Cooper said 290 roads were closed Friday morning, while also noting that every road in western counties should be considered closed for the time being.
More than 100 swift water rescues had been made across the state, Cooper said.
Cooper’s major message to North Carolinians was to avoid travel when it is not safe.
“We’ve lost too many North Carolinians who’ve driven into floodwaters,” he said. “So turn around, don’t drown.”
At Lake Lure, an imminent crisis long in the making was playing out, amid confusing mixed messages from county emergency officials.
Due to heavy rains from Helene, water was overtopping and flowing around the dam on Lake Lure at the town of the same name, causing the Broad River to rise rapidly on Friday.
“Dam failure imminent,” the Rutherford County EMS Facebook page reads. “Evacuate to higher ground immediately.”
Another post, two hours later: “Structural supports have been compromised but the dam wall is currently holding.”

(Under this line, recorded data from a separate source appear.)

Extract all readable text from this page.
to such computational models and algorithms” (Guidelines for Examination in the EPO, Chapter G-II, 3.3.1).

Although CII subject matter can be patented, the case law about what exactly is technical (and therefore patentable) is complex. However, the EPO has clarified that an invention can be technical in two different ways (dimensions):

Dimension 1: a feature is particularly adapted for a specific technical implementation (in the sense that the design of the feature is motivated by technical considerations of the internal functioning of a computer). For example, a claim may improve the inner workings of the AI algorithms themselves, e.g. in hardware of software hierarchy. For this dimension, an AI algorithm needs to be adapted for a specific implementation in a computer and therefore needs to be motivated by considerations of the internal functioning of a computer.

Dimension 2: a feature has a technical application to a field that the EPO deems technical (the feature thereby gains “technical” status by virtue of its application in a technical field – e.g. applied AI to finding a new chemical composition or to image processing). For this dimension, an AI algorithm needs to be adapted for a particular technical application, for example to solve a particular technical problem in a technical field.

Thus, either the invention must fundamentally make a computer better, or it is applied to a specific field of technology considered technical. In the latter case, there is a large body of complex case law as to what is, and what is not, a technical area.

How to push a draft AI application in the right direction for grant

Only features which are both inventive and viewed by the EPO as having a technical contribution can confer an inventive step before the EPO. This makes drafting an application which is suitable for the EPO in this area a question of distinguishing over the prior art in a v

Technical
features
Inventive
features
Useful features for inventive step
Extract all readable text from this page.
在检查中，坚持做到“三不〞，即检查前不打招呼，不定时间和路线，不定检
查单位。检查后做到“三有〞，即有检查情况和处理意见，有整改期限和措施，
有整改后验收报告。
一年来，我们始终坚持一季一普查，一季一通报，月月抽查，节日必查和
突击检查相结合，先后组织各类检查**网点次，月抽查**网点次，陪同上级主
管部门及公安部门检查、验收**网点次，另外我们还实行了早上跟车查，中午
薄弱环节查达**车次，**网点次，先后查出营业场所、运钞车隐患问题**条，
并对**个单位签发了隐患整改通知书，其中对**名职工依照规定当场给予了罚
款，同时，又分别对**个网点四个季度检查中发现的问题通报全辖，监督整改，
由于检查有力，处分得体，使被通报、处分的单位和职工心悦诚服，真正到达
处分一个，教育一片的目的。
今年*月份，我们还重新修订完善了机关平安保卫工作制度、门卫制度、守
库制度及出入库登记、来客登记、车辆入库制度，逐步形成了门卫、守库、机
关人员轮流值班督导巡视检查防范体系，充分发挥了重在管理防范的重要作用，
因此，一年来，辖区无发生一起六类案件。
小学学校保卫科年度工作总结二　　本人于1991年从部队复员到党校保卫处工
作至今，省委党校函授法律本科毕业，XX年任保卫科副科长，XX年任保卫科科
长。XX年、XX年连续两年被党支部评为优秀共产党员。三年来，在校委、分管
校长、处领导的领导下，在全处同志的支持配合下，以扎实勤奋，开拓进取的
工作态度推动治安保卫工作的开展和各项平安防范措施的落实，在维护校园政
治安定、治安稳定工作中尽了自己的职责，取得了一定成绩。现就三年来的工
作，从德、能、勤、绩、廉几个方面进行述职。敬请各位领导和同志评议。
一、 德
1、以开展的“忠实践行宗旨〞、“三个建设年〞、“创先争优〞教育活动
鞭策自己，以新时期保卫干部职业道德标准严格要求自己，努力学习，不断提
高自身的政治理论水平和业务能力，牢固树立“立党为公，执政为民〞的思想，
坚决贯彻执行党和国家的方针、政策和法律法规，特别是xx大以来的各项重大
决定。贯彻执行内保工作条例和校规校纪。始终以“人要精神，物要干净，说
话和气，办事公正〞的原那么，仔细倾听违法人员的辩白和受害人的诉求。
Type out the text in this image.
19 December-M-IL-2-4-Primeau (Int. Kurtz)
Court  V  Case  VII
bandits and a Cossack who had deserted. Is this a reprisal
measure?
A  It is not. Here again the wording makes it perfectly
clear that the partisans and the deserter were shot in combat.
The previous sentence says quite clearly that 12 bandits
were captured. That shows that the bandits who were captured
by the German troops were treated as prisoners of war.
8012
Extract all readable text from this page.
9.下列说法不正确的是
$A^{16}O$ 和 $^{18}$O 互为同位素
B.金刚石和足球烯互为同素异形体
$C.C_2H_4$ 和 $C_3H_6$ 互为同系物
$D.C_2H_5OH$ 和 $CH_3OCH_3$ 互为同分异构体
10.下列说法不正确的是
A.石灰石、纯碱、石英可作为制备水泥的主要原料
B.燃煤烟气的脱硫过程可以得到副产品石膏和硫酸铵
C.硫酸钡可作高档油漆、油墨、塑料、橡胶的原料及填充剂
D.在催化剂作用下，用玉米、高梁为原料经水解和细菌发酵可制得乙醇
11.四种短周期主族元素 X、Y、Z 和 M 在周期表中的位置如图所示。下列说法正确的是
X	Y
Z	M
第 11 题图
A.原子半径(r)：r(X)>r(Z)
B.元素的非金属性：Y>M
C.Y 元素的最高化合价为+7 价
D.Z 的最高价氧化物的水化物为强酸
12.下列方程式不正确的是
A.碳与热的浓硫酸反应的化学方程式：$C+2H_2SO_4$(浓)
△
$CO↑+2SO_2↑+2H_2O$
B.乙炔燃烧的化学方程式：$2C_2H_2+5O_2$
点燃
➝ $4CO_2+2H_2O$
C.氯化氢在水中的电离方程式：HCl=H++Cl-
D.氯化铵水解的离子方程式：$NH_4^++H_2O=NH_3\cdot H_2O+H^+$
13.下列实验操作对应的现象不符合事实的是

Anyone living downstream of the Lake Lure dam was under orders to evacuate immediately. Just three hours before the mandatory evacuation notice, however, Rutherford County emergency management told residents via Facebook that it was no longer safe to leave their homes. “Stay home!” the post read.
In 2018, CPP reported on the need for major repairs on the Lake Lure dam after many years of neglect by the town, ignoring multiple warnings from state officials.
Western North Carolina had already been pummeled by heavy rains and local flooding earlier in the week before outer bands from Helene began generating high rainfall totals on Thursday, along with strong winds.
By early Friday, Helene had dropped to tropical storm strength based on central windspeed, but was still a massive storm as it moved through Georgia near the South Carolina line, with powerful outer bands extending across much of North Carolina.
These outer bands kicked up intense thunderstorms and tornadoes far from the storm’s center, which continued to move north.
By midmorning, the storm had crossed into Western North Carolina near Clay, Graham and Macon counties and continued moving to the northwest into Tennessee. This was a much more eastern course than had been predicted a day earlier, when the National Hurricane Center’s central track for its forecast took Helene into southeastern Tennessee, only skirting the edge of North Carolina.
All of these circumstances combined to create a situation ripe for unprecedented flooding in much of the North Carolina mountains.
By 2 p.m. Friday, was near the Tennessee-Kentucky state line as a tropical depression, continuing to move to the northwest.
Helene’s effect on agriculture isn’t clear yet, but is expected to be severe.
Steve Duckett, who oversees cooperative extension offices in Western North Carolina, told CPP that there will be widespread damage to agriculture in the region. “It will be a number of days before we have any kind of handle on the impact,” Duckett said.
Local agriculture officials told CPP earlier in the week that the harvest of corn and apples could be jeopardized.